Namun, pelaksanaannya sempat menuai sorotan. Beberapa penerima manfaat mengeluhkan menu yang dinilai kurang tepat, distribusi yang dianggap kurang higienis, hingga porsi yang tak sesuai standar. Unggahan tersebut pun ramai diperbincangkan di media sosial.
Kepala Dinas Kesehatan Selayar, dr. Husaini, M.Kes, menegaskan pihaknya tetap turun tangan meski program ini dikelola langsung Pemprov Sulsel.
“Yang kita sehatkan adalah anak-anak Selayar, jadi pengawasan tetap menjadi tanggung jawab kami,” ujarnya, Kamis (21/8/2025).
Menurut Husaini, koordinasi intensif terus dilakukan dengan Dinas Kesehatan Provinsi. Hasilnya, sejak dua hari terakhir, menu PMT sudah diperbaiki dan lebih sesuai standar.
Ia menambahkan, Dinkes Selayar juga mengirim tim pendamping untuk mengawasi langsung proses distribusi.
“Keluhan masyarakat langsung kami teruskan ke provinsi, dan alhamdulillah responnya cepat,” jelasnya.
Lebih jauh, ia menekankan pentingnya evaluasi menyeluruh, mulai dari kualitas penyedia makanan, standar gizi, hingga sejauh mana anak-anak menyukai menu tersebut.
“Kejadian kemarin tidak boleh terulang.

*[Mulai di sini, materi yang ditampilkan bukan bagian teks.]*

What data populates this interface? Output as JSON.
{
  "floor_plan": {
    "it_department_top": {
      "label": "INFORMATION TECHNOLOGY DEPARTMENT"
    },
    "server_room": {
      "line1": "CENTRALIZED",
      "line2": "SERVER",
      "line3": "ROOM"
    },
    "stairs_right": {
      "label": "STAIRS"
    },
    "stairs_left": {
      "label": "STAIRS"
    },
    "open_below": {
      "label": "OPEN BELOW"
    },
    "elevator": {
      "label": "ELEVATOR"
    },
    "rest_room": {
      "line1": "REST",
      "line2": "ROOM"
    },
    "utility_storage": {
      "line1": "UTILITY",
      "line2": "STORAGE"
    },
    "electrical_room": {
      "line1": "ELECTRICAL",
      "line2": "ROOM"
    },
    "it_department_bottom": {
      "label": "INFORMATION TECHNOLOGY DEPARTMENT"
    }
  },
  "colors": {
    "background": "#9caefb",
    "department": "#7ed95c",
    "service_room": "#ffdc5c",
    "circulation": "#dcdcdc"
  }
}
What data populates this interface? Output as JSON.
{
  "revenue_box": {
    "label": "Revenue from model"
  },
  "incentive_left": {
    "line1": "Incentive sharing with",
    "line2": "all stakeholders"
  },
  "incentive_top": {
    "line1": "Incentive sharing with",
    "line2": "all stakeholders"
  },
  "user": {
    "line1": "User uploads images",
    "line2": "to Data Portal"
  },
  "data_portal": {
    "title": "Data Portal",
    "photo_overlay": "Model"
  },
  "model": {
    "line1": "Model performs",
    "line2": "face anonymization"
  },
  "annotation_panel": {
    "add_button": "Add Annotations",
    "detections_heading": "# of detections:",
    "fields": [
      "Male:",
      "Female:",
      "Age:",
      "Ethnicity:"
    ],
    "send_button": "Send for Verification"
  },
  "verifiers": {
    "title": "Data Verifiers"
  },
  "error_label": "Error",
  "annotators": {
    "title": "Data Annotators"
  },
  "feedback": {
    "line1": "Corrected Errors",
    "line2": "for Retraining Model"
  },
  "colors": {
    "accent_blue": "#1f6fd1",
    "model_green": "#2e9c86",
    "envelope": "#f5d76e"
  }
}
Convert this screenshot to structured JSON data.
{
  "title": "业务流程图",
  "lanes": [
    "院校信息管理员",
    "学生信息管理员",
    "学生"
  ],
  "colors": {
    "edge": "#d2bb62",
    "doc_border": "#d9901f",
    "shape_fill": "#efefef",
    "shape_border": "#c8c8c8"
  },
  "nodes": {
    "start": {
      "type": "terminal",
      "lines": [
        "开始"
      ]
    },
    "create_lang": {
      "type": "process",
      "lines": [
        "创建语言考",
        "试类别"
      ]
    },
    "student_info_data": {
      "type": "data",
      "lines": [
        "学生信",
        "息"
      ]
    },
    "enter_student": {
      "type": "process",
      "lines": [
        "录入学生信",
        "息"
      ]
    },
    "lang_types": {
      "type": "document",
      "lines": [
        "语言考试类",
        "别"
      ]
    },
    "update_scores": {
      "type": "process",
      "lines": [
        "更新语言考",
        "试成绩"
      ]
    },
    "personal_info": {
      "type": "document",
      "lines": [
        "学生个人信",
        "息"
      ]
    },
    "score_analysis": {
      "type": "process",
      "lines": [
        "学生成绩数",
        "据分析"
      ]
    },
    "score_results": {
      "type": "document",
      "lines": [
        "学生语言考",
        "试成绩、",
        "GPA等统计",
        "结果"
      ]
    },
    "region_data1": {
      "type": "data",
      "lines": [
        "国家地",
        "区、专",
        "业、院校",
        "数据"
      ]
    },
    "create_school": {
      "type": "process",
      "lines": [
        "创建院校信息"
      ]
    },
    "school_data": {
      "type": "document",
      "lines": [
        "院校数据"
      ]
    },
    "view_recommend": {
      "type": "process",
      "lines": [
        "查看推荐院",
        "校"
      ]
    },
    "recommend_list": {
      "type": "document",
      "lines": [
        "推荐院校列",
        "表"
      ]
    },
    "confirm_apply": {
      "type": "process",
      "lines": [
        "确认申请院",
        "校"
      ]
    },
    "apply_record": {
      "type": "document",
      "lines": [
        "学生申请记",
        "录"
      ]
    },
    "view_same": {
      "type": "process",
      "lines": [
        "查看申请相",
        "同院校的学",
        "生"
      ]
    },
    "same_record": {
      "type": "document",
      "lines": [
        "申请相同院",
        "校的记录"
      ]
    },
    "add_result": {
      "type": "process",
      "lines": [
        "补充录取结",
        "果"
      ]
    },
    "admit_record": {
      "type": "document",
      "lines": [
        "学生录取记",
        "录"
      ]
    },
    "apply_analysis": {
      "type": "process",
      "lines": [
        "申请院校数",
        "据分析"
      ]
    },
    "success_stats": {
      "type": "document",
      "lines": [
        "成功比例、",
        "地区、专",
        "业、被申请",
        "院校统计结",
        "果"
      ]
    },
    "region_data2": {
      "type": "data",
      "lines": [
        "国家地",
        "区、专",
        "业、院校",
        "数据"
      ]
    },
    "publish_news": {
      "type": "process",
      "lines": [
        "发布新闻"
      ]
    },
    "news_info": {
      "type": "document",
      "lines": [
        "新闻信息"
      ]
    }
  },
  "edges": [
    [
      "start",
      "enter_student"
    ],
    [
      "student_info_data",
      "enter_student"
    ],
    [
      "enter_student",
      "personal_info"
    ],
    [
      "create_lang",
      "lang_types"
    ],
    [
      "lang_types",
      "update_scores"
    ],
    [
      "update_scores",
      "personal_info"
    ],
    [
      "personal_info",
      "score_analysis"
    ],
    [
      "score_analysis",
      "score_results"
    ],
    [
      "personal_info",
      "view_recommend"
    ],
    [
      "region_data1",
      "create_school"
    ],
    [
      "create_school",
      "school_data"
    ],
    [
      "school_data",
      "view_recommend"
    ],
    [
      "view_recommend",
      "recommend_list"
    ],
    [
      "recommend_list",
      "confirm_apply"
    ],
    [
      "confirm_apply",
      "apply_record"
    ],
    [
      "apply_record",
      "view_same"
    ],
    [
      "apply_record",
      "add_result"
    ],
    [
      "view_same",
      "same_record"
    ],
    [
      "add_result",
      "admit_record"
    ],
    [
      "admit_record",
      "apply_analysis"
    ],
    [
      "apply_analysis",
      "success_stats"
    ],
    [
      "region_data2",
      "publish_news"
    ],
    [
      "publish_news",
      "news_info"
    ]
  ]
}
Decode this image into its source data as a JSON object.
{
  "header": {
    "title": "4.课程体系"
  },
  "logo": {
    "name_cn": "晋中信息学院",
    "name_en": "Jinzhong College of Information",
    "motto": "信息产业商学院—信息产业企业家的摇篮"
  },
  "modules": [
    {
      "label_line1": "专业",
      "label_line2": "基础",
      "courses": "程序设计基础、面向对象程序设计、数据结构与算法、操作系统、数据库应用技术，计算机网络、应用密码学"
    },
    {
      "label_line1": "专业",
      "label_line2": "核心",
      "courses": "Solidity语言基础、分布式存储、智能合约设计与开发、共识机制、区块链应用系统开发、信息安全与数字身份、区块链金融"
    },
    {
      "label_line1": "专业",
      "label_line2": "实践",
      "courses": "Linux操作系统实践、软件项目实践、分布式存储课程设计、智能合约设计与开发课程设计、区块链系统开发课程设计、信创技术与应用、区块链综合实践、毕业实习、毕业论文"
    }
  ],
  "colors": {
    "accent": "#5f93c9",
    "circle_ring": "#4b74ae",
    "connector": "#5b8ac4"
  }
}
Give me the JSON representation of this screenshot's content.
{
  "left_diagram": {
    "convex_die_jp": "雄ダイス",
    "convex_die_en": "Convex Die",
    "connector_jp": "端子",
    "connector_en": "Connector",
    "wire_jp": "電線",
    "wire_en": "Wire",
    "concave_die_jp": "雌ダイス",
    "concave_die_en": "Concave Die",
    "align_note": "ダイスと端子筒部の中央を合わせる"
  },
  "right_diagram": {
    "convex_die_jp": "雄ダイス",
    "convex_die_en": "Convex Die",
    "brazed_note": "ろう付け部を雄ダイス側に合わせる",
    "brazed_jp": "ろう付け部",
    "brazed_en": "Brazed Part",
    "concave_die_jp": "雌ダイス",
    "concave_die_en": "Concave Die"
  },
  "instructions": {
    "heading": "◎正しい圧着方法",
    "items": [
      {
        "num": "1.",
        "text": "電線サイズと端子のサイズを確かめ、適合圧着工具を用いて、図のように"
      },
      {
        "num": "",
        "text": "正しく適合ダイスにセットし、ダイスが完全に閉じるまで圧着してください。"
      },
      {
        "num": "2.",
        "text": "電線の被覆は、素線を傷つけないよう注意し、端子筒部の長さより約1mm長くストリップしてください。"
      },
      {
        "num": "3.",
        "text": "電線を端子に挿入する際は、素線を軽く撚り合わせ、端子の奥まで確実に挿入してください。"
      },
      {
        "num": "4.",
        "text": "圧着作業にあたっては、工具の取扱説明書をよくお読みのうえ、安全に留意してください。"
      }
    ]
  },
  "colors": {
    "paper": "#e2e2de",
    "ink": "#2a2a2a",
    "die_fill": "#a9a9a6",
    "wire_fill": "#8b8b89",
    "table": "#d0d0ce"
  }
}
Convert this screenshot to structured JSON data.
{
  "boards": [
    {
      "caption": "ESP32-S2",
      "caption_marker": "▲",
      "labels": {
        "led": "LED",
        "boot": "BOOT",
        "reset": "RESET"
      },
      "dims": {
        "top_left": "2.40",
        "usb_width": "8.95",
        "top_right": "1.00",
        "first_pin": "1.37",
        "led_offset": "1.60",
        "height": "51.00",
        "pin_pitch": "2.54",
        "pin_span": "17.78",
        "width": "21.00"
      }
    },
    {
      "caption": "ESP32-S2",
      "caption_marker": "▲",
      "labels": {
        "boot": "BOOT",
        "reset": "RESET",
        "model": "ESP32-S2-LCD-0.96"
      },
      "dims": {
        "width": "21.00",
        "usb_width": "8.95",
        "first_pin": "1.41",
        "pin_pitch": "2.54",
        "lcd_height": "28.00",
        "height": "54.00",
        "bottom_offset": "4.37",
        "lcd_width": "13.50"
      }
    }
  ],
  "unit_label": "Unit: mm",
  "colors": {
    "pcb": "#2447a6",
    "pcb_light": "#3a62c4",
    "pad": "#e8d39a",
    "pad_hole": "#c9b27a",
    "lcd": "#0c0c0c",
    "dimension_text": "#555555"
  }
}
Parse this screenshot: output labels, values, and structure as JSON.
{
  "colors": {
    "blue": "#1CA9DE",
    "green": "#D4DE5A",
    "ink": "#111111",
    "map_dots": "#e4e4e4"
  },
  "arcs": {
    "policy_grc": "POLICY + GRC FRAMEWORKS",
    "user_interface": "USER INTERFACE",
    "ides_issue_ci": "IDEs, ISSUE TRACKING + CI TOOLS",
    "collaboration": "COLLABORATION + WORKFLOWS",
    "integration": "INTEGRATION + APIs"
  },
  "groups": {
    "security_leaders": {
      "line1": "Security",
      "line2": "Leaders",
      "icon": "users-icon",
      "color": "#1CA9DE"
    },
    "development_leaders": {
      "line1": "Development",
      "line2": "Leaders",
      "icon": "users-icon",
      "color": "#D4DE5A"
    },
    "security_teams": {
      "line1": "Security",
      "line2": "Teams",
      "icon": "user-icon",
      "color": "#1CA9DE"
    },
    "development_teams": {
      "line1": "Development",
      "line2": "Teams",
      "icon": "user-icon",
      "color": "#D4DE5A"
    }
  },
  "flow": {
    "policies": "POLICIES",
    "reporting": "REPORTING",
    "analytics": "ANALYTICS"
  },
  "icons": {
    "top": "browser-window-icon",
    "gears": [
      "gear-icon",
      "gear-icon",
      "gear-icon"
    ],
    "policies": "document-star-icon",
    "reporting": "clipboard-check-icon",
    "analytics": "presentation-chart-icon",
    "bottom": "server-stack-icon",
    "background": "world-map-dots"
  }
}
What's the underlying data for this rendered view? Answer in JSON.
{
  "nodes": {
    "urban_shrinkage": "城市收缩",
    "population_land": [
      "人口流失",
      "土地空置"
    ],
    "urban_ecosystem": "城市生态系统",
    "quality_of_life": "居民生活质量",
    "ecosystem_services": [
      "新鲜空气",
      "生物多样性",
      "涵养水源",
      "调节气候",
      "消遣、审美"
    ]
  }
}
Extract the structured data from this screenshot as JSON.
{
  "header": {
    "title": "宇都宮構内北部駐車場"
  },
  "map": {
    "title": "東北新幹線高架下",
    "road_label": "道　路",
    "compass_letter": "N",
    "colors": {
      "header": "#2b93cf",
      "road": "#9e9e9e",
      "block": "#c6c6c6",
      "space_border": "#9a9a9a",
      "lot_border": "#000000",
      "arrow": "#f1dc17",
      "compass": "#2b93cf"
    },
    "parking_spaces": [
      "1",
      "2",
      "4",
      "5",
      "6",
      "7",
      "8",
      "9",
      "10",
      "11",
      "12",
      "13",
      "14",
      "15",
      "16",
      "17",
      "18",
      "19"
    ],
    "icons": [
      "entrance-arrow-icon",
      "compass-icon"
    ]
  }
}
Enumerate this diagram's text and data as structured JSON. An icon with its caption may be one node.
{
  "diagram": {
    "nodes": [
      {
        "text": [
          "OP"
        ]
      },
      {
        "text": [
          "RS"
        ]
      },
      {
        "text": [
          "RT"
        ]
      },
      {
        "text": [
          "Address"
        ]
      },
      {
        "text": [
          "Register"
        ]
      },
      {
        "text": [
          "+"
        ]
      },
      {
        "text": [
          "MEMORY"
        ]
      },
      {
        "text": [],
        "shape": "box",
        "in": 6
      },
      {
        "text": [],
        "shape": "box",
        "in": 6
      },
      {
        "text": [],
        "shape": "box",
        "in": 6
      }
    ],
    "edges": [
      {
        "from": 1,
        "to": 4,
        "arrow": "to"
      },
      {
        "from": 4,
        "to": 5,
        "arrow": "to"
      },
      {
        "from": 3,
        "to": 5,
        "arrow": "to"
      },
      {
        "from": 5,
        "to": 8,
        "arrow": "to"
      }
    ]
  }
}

Kami berharap menu yang disiapkan benar-benar sesuai standar agar program ini efektif menurunkan stunting,” tegasnya.
Saat ini, program PMT di Selayar menyasar 21 locus dengan risiko stunting tinggi. Berdasarkan data, angka stunting di Selayar berhasil turun 5 persen pada 2024, dan evaluasi terus dilakukan setiap tahun untuk memperkuat capaian tersebut.